Pour ce que nous pouvions en dire, il n'y a pas vraiment de village, mais plutôt diverses zones de culture et de centres de jardinage. Le meilleur endroit pour en apprendre davantage sur le fruit est au “Phuc Nguyen Rose Garden Café” : la famille fabrique elle-même de nombreux produits, tels que des morceaux de kumquat séchés, des thés et des confitures, et vous pouvez observer le processus de production sur place ou acheter dans la petite boutique. Au café, vous pouvez essayer du jus de kumquat ou du café et vous promener dans le jardin attenant.

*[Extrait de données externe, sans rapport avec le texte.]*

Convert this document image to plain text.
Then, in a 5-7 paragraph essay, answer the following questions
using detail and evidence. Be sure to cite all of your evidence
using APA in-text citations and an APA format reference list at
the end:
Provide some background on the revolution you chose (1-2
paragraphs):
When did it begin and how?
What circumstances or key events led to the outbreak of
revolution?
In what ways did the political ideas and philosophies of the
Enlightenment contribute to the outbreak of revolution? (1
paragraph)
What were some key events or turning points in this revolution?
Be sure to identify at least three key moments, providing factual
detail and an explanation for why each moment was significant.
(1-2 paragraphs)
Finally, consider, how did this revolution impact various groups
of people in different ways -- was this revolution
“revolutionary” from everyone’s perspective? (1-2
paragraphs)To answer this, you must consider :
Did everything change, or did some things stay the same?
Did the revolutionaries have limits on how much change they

Dans les environs, il est également possible de participer à un atelier sur la fabrication de papier de riz - bien que cela semble être disponible uniquement par le biais d'une visite organisée, telle que celle réservée via GetYourGuide. Le papier de riz est aussi omniprésent ici au Vietnam que le pain l'est chez nous : presque tout ce qui n'est pas de la soupe est enveloppé dedans - pour moi, je ne l'avais précédemment connu principalement en lien avec les rouleaux d'été.